General

Sebuah harapan

Natal…

Seharusnya ada damai, seharusnya ada sukacita, dan seharusnya ada kehangatan dalam hati.. Namun, malam ini aku merasa sepi, dingin, dan kosong.. Kenapa ya, Tuhan?

Baru saja aku kembali dari ibadah malam Natal di gerejaku di kota asalku, dan pesan yang disampaikan disana adalah bagaimana makna Natal seharusnya direnungkan, bagaimana Natal seharusnya disambut, bagaimana Natal seharusnya dirayakan..
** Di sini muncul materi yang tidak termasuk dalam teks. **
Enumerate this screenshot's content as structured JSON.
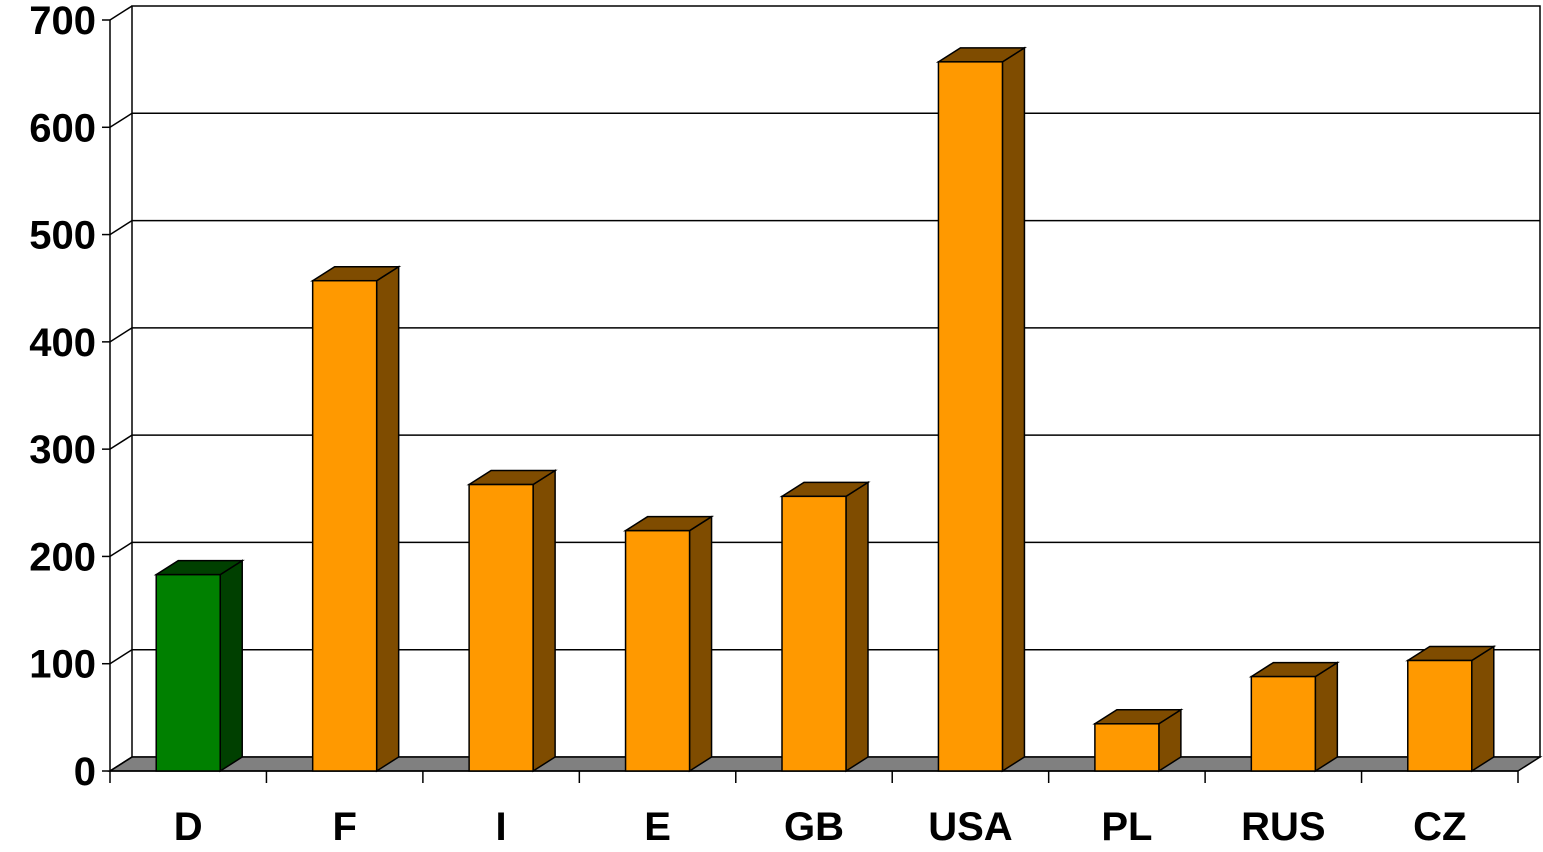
{
  "chart_data": {
    "type": "bar",
    "categories": [
      "D",
      "F",
      "I",
      "E",
      "GB",
      "USA",
      "PL",
      "RUS",
      "CZ"
    ],
    "values": [
      183,
      457,
      267,
      224,
      256,
      661,
      44,
      88,
      103
    ],
    "ylim": [
      0,
      700
    ],
    "yticks": [
      "0",
      "100",
      "200",
      "300",
      "400",
      "500",
      "600",
      "700"
    ],
    "title": "",
    "xlabel": "",
    "ylabel": "",
    "grid": true,
    "style": "3d-column",
    "highlight_index": 0,
    "colors": {
      "highlight_front": "#008000",
      "highlight_side": "#004000",
      "bar_front": "#FF9900",
      "bar_side": "#7F4C00",
      "floor": "#808080",
      "grid": "#000000"
    }
  }
}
Bagaimana hati kita seharusnya terfokus dalam menyambut Natal..

Tapi hatiku teralihkan pada sesuatu yang lain, sesuatu yang belum sepenuhnya usai, sesuatu yang masih melekat walau tak lagi seerat dahulu..

Sesuatu yang sudah tidak berharga lagi..

Bahkan, sesuatu yang Tuhan sudah ambil dengan tanganNya sendiri dari hidupku, dari hatiku..
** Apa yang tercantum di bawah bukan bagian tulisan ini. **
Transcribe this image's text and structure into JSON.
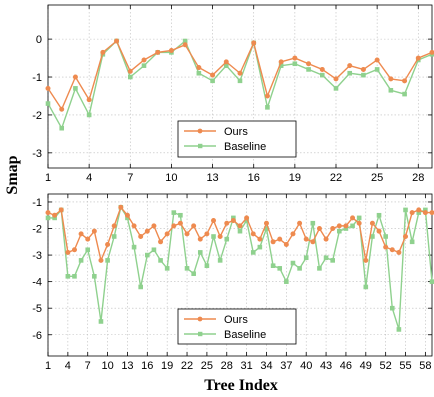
{
  "ylabel": "Smap",
  "xlabel": "Tree Index",
  "colors": {
    "ours": "#ee8a4f",
    "baseline": "#8fd18e"
  },
  "chart_data": [
    {
      "type": "line",
      "x": [
        1,
        2,
        3,
        4,
        5,
        6,
        7,
        8,
        9,
        10,
        11,
        12,
        13,
        14,
        15,
        16,
        17,
        18,
        19,
        20,
        21,
        22,
        23,
        24,
        25,
        26,
        27,
        28,
        29
      ],
      "xticks": [
        1,
        4,
        7,
        10,
        13,
        16,
        19,
        22,
        25,
        28
      ],
      "yticks": [
        0,
        -1,
        -2,
        -3
      ],
      "xlim": [
        1,
        29
      ],
      "ylim": [
        -3.4,
        0.9
      ],
      "grid": true,
      "legend": "bottom-left",
      "series": [
        {
          "name": "Ours",
          "marker": "circle",
          "values": [
            -1.3,
            -1.85,
            -1.0,
            -1.6,
            -0.35,
            -0.05,
            -0.85,
            -0.55,
            -0.35,
            -0.3,
            -0.15,
            -0.75,
            -0.95,
            -0.6,
            -0.9,
            -0.1,
            -1.5,
            -0.6,
            -0.5,
            -0.65,
            -0.8,
            -1.05,
            -0.7,
            -0.8,
            -0.55,
            -1.05,
            -1.1,
            -0.5,
            -0.35
          ]
        },
        {
          "name": "Baseline",
          "marker": "square",
          "values": [
            -1.7,
            -2.35,
            -1.3,
            -2.0,
            -0.4,
            -0.05,
            -1.0,
            -0.7,
            -0.35,
            -0.35,
            -0.05,
            -0.9,
            -1.1,
            -0.7,
            -1.1,
            -0.1,
            -1.8,
            -0.7,
            -0.65,
            -0.8,
            -0.95,
            -1.3,
            -0.9,
            -0.95,
            -0.8,
            -1.35,
            -1.45,
            -0.55,
            -0.4
          ]
        }
      ]
    },
    {
      "type": "line",
      "x": [
        1,
        2,
        3,
        4,
        5,
        6,
        7,
        8,
        9,
        10,
        11,
        12,
        13,
        14,
        15,
        16,
        17,
        18,
        19,
        20,
        21,
        22,
        23,
        24,
        25,
        26,
        27,
        28,
        29,
        30,
        31,
        32,
        33,
        34,
        35,
        36,
        37,
        38,
        39,
        40,
        41,
        42,
        43,
        44,
        45,
        46,
        47,
        48,
        49,
        50,
        51,
        52,
        53,
        54,
        55,
        56,
        57,
        58,
        59
      ],
      "xticks": [
        1,
        4,
        7,
        10,
        13,
        16,
        19,
        22,
        25,
        28,
        31,
        34,
        37,
        40,
        43,
        46,
        49,
        52,
        55,
        58
      ],
      "yticks": [
        -1,
        -2,
        -3,
        -4,
        -5,
        -6
      ],
      "xlim": [
        1,
        59
      ],
      "ylim": [
        -6.8,
        -0.7
      ],
      "grid": true,
      "legend": "bottom-center",
      "series": [
        {
          "name": "Ours",
          "marker": "circle",
          "values": [
            -1.4,
            -1.5,
            -1.3,
            -2.9,
            -2.8,
            -2.2,
            -2.4,
            -2.1,
            -3.2,
            -2.6,
            -1.9,
            -1.2,
            -1.5,
            -1.9,
            -2.3,
            -2.1,
            -1.9,
            -2.5,
            -2.2,
            -1.9,
            -1.8,
            -2.2,
            -1.9,
            -2.4,
            -2.2,
            -1.7,
            -2.3,
            -1.8,
            -1.7,
            -1.9,
            -1.6,
            -2.2,
            -2.4,
            -1.8,
            -2.5,
            -2.4,
            -2.6,
            -2.2,
            -1.8,
            -2.4,
            -2.5,
            -2.0,
            -2.4,
            -2.0,
            -1.9,
            -1.9,
            -1.6,
            -1.8,
            -3.2,
            -1.8,
            -2.1,
            -2.7,
            -2.8,
            -2.9,
            -2.3,
            -1.4,
            -1.3,
            -1.4,
            -1.4
          ]
        },
        {
          "name": "Baseline",
          "marker": "square",
          "values": [
            -1.6,
            -1.6,
            -1.3,
            -3.8,
            -3.8,
            -3.2,
            -2.8,
            -3.8,
            -5.5,
            -3.2,
            -2.3,
            -1.2,
            -1.6,
            -2.7,
            -4.2,
            -3.0,
            -2.8,
            -3.2,
            -3.5,
            -1.4,
            -1.5,
            -3.5,
            -3.7,
            -2.9,
            -3.4,
            -2.3,
            -3.2,
            -2.4,
            -1.6,
            -2.1,
            -1.7,
            -2.9,
            -2.7,
            -2.0,
            -3.4,
            -3.5,
            -4.0,
            -3.3,
            -3.5,
            -3.1,
            -1.8,
            -3.5,
            -3.1,
            -3.2,
            -2.1,
            -2.0,
            -1.9,
            -1.6,
            -4.2,
            -2.3,
            -1.5,
            -2.3,
            -5.0,
            -5.8,
            -1.3,
            -2.5,
            -1.4,
            -1.3,
            -4.0
          ]
        }
      ]
    }
  ]
}
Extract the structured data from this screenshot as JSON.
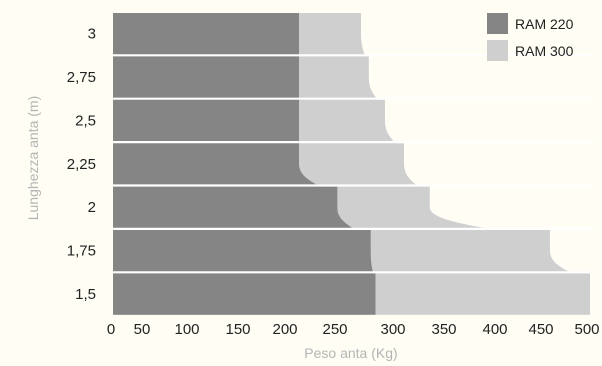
{
  "chart_data": {
    "type": "area",
    "title": "",
    "xlabel": "Peso anta (Kg)",
    "ylabel": "Lunghezza anta (m)",
    "xlim": [
      0,
      500
    ],
    "x_ticks": [
      "0",
      "50",
      "100",
      "150",
      "200",
      "250",
      "300",
      "350",
      "400",
      "450",
      "500"
    ],
    "y_ticks": [
      "1,5",
      "1,75",
      "2",
      "2,25",
      "2,5",
      "2,75",
      "3"
    ],
    "y_values": [
      1.5,
      1.75,
      2,
      2.25,
      2.5,
      2.75,
      3
    ],
    "grid": false,
    "legend_position": "top-right",
    "series": [
      {
        "name": "RAM 220",
        "color": "#858585",
        "points": [
          {
            "y": 1.5,
            "x": 275
          },
          {
            "y": 1.75,
            "x": 270
          },
          {
            "y": 2,
            "x": 235
          },
          {
            "y": 2.25,
            "x": 195
          }
        ]
      },
      {
        "name": "RAM 300",
        "color": "#cfcfcf",
        "points": [
          {
            "y": 1.5,
            "x": 500
          },
          {
            "y": 1.75,
            "x": 458
          },
          {
            "y": 2,
            "x": 332
          },
          {
            "y": 2.25,
            "x": 305
          },
          {
            "y": 2.5,
            "x": 285
          },
          {
            "y": 2.75,
            "x": 268
          },
          {
            "y": 3,
            "x": 260
          }
        ]
      }
    ]
  }
}
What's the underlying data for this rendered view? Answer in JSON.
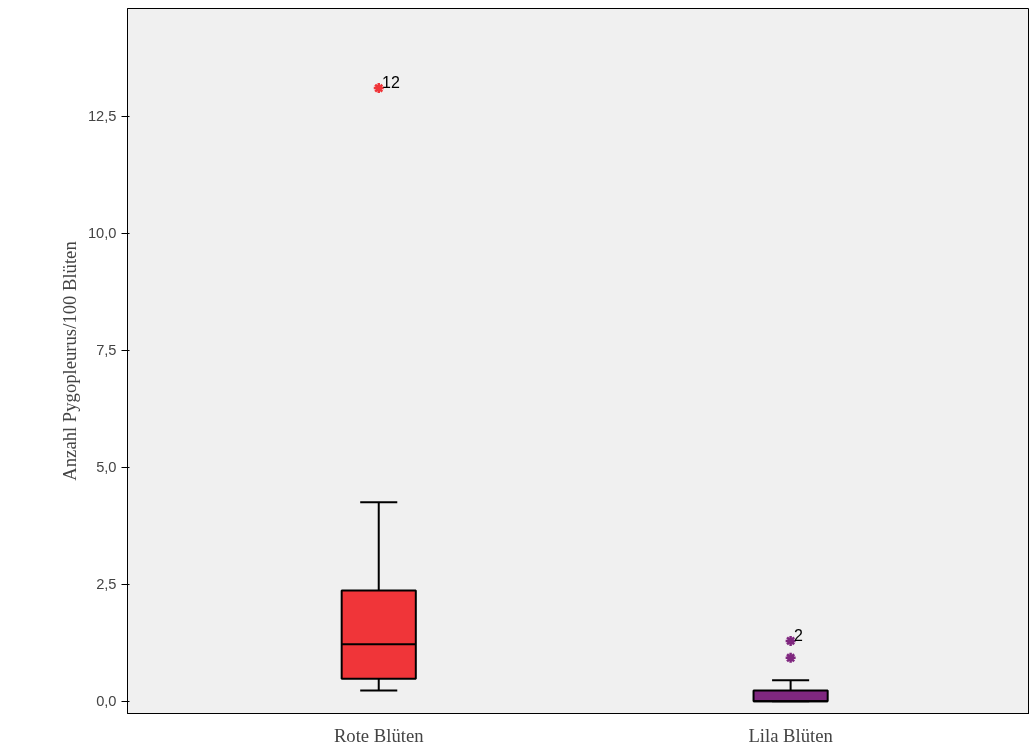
{
  "chart_data": {
    "type": "box",
    "ylabel": "Anzahl Pygopleurus/100 Blüten",
    "categories": [
      "Rote Blüten",
      "Lila Blüten"
    ],
    "boxes": [
      {
        "low": 0.23,
        "q1": 0.48,
        "median": 1.22,
        "q3": 2.37,
        "high": 4.25,
        "outliers": [
          13.1
        ]
      },
      {
        "low": 0.0,
        "q1": 0.0,
        "median": 0.0,
        "q3": 0.23,
        "high": 0.45,
        "outliers": [
          0.93,
          1.29
        ]
      }
    ],
    "colors": [
      "#f03539",
      "#7f277f"
    ],
    "ylim": [
      -0.26,
      14.8
    ],
    "yticks": [
      {
        "value": 0,
        "label": "0,0"
      },
      {
        "value": 2.5,
        "label": "2,5"
      },
      {
        "value": 5,
        "label": "5,0"
      },
      {
        "value": 7.5,
        "label": "7,5"
      },
      {
        "value": 10,
        "label": "10,0"
      },
      {
        "value": 12.5,
        "label": "12,5"
      }
    ],
    "marker": "star",
    "grid": false,
    "annotations": [
      "12",
      "2"
    ]
  }
}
Teringat dua tahun yang lalu semuanya tidak seperti ini.. Selalu ada sesuatu yang membuatku selalu menanti-nanti suatu masa khusus dimana hati ini bisa merasakan degupan jantung yang begitu bahagia.. Sesuatu yang membuatku menjadi semangat ketika pagi hari aku terbangun, karena ada impianku menanti diseberang genggamanku.. Dan ketika aku melihat sekitarku dari tempat duduk di gerejaku, sekilas aku teringat akan sosok kami berdua yang saling berdekatan, berbincang, dan hangat ditengah-tengah serbuan masalah yang berdiri dibelakang bayangan kami..
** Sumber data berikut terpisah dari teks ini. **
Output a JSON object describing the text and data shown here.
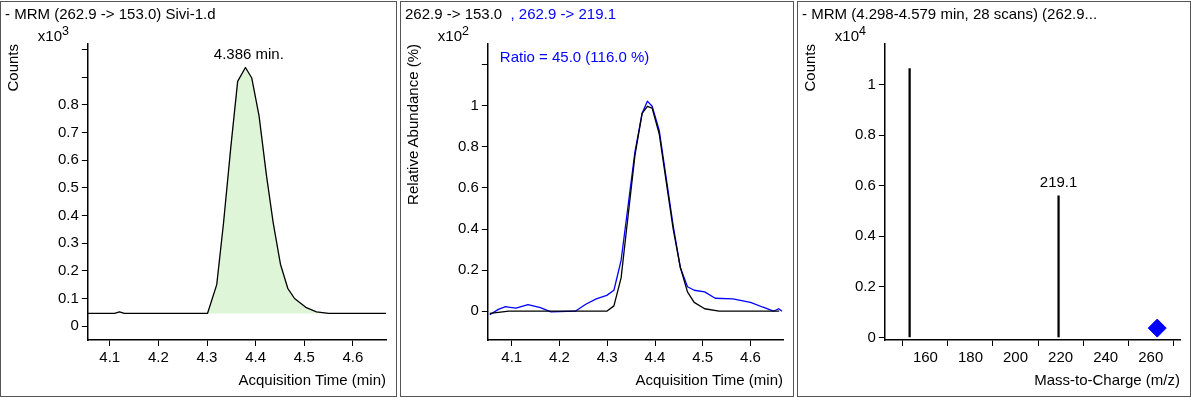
{
  "chart_data": [
    {
      "type": "line",
      "title": "- MRM (262.9 -> 153.0) Sivi-1.d",
      "xlabel": "Acquisition Time (min)",
      "ylabel": "Counts",
      "annotations": [
        "x10$^{3}$",
        {
          "text": "4.386 min.",
          "x": 4.386,
          "y": 0.935
        }
      ],
      "xlim": [
        4.055,
        4.668
      ],
      "xticks": [
        4.1,
        4.2,
        4.3,
        4.4,
        4.5,
        4.6
      ],
      "ylim": [
        -0.05,
        1.02
      ],
      "yticks": [
        0,
        0.1,
        0.2,
        0.3,
        0.4,
        0.5,
        0.6,
        0.7,
        0.8,
        {
          "value": 0.9,
          "label": null
        },
        {
          "value": 1,
          "label": null
        }
      ],
      "series": [
        {
          "color": "#000000",
          "x": [
            4.055,
            4.11,
            4.12,
            4.13,
            4.301,
            4.32,
            4.334,
            4.349,
            4.363,
            4.379,
            4.392,
            4.407,
            4.422,
            4.436,
            4.451,
            4.466,
            4.48,
            4.503,
            4.525,
            4.55,
            4.668
          ],
          "values": [
            0.046,
            0.046,
            0.052,
            0.046,
            0.046,
            0.15,
            0.374,
            0.648,
            0.885,
            0.935,
            0.897,
            0.76,
            0.548,
            0.374,
            0.224,
            0.137,
            0.1,
            0.068,
            0.052,
            0.046,
            0.046
          ]
        },
        {
          "type": "area",
          "color": "#dff5d8",
          "x": [
            4.301,
            4.32,
            4.334,
            4.349,
            4.363,
            4.379,
            4.392,
            4.407,
            4.422,
            4.436,
            4.451,
            4.466,
            4.48,
            4.503,
            4.525,
            4.55
          ],
          "values": [
            0.046,
            0.15,
            0.374,
            0.648,
            0.885,
            0.935,
            0.897,
            0.76,
            0.548,
            0.374,
            0.224,
            0.137,
            0.1,
            0.068,
            0.052,
            0.046
          ]
        }
      ]
    },
    {
      "type": "line",
      "ylabel": "Relative Abundance (%)",
      "xlabel": "Acquisition Time (min)",
      "legend": "top left",
      "annotations": [
        "x10$^{2}$",
        "Ratio = 45.0 (116.0 %)"
      ],
      "xlim": [
        4.05,
        4.668
      ],
      "xticks": [
        4.1,
        4.2,
        4.3,
        4.4,
        4.5,
        4.6
      ],
      "ylim": [
        -0.14,
        1.3
      ],
      "yticks": [
        0,
        0.2,
        0.4,
        0.6,
        0.8,
        1,
        {
          "value": 1.2,
          "label": null
        }
      ],
      "series": [
        {
          "name": "262.9 -> 153.0",
          "color": "#000000",
          "x": [
            4.054,
            4.094,
            4.299,
            4.314,
            4.329,
            4.343,
            4.358,
            4.373,
            4.384,
            4.394,
            4.409,
            4.424,
            4.438,
            4.453,
            4.468,
            4.482,
            4.504,
            4.534,
            4.66
          ],
          "values": [
            -0.01,
            0,
            0,
            0.026,
            0.162,
            0.451,
            0.758,
            0.963,
            0.997,
            0.988,
            0.86,
            0.622,
            0.4,
            0.213,
            0.094,
            0.043,
            0.012,
            0,
            0
          ]
        },
        {
          "name": ", 262.9 -> 219.1",
          "color": "#0000ff",
          "x": [
            4.054,
            4.072,
            4.087,
            4.109,
            4.134,
            4.16,
            4.182,
            4.233,
            4.255,
            4.277,
            4.299,
            4.314,
            4.329,
            4.343,
            4.358,
            4.373,
            4.384,
            4.394,
            4.409,
            4.424,
            4.438,
            4.453,
            4.468,
            4.482,
            4.504,
            4.526,
            4.563,
            4.6,
            4.629,
            4.648,
            4.659,
            4.666
          ],
          "values": [
            -0.017,
            0.009,
            0.022,
            0.015,
            0.032,
            0.017,
            -0.003,
            0,
            0.034,
            0.06,
            0.077,
            0.102,
            0.247,
            0.502,
            0.775,
            0.963,
            1.022,
            0.997,
            0.878,
            0.639,
            0.417,
            0.213,
            0.119,
            0.102,
            0.094,
            0.063,
            0.06,
            0.043,
            0.017,
            0,
            0.012,
            0
          ]
        }
      ]
    },
    {
      "type": "bar",
      "title": "- MRM (4.298-4.579 min, 28 scans) (262.9...",
      "xlabel": "Mass-to-Charge (m/z)",
      "ylabel": "Counts",
      "marker": "diamond",
      "annotations": [
        "x10$^{4}$",
        {
          "text": "219.1",
          "x": 219.1,
          "y": 0.56
        }
      ],
      "xlim": [
        142,
        273
      ],
      "xticks": [
        160,
        180,
        200,
        220,
        240,
        260
      ],
      "ylim": [
        -0.01,
        1.16
      ],
      "yticks": [
        0,
        0.2,
        0.4,
        0.6,
        0.8,
        1
      ],
      "series": [
        {
          "color": "#000000",
          "x": [
            153.0,
            219.1
          ],
          "values": [
            1.063,
            0.56
          ]
        },
        {
          "type": "scatter",
          "color": "#0000ff",
          "x": [
            262.9
          ],
          "values": [
            0.037
          ]
        }
      ]
    }
  ]
}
Dan air mata membendung di dalam hati ini.. Tercurahkan ketika aku seorang diri, ketika tak seorangpun dapat memandangku, ketika aku bersembunyi dari balik kegelapan, memandang kilauan cahaya kecil dari genggaman jemariku saat disenandungkannya lagu tema nata, the silent night..

Ah, aku lesu begini..

Tapi aku tahu bahwa cahaya kecil itu adalah sebuah harapan.. Aku telah melewati masa-masa kegelapan tersebut, masa dimana aku tidak dapat berbuat hal lain selain menghukum diriku sendiri dengan segala hal yang tidak pantas dilakukan.. Masa dimana aku terlalu putus asa untuk menjalani apa pun yang harus aku jalani.. Di tengah-tengah kemarahanku, kekecewaanku, kepedihanku, kepahitanku, ternyata hatiku masih menyimpan sebuah harapan yang aku kira aku sudah buang ketika aku berjalan ditengah kegelapan hidupku..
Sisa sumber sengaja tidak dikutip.